Jó 30
Agora zombam de mim os mais jovens do que eu, aqueles cujos pais eu desdenharia de colocar com os cães do meu rebanho.
De que me serviria a força de seus braços, homens cujo vigor já pereceu inteiramente?
Reduzidos a nada pela miséria e pela fome, roem um solo árido e desolado.
Colhem ervas e cascas dos arbustos, e por pão têm somente a raiz das giestas.
São expulsos do povo e gritam com eles como se fossem ladrões.
Moram em barrancos medonhos, nas cavernas da terra e dos rochedos.
Ouvem-se seus gritos entre os arbustos e amontoam-se debaixo das urtigas.
São filhos de infames e de gente sem nome, que são expulsos da terra…
Agora, porém, sou o assunto de suas canções, tema de seus escárnios.
Afastam-se de mim com horror e não receiam cuspir-me no rosto.
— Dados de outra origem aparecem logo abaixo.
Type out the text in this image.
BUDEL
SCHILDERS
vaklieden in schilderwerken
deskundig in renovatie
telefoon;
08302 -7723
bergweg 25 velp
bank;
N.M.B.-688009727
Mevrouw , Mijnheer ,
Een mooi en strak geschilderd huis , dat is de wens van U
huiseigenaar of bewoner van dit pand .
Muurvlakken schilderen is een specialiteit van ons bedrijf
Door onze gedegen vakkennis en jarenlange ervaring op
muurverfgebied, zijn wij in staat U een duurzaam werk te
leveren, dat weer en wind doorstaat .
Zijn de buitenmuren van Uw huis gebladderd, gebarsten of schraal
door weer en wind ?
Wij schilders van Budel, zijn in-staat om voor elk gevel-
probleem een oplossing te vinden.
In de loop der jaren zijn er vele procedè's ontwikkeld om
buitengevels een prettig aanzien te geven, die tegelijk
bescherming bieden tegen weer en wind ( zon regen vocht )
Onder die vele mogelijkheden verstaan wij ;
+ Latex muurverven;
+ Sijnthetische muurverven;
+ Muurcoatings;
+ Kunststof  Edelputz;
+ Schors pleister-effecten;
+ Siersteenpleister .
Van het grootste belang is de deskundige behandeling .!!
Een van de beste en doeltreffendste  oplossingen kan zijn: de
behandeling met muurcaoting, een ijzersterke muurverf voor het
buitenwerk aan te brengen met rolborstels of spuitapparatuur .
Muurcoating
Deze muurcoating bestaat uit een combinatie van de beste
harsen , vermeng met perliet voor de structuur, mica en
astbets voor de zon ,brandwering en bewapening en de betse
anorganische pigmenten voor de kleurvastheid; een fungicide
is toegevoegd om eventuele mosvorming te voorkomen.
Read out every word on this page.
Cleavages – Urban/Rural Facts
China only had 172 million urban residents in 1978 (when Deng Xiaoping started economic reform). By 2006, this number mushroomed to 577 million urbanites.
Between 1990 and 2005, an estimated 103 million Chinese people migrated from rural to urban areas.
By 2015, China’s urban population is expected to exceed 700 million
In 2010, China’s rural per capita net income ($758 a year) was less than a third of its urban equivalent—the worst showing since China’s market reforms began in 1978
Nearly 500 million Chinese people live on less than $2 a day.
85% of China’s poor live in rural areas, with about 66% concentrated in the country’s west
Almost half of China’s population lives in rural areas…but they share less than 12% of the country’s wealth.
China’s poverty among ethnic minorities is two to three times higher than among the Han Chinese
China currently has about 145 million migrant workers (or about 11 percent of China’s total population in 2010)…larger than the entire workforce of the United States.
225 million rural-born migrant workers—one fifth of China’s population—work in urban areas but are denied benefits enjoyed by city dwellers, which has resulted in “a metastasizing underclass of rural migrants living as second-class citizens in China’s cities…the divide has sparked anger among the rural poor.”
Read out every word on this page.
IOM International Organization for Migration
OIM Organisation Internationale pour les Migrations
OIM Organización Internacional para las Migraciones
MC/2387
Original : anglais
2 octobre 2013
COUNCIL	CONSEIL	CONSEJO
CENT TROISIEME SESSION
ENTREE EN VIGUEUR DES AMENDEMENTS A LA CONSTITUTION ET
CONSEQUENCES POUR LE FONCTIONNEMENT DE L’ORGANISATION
Desamarraram a corda para humilhar-me, sacudiram de si todo o freio diante de mim.
À minha direita levanta-se a raça deles, tentam atrapalhar meus pés e abrem diante de mim o caminho da sua desgraça.
Embaralham minha vereda para me perder e trabalham para a minha ruína.
Penetram como por uma grande brecha e irrompem entre escombros.
O pavor me invade. Minha esperança é varrida como se fosse pelo vento e minha felicidade passa como uma nuvem.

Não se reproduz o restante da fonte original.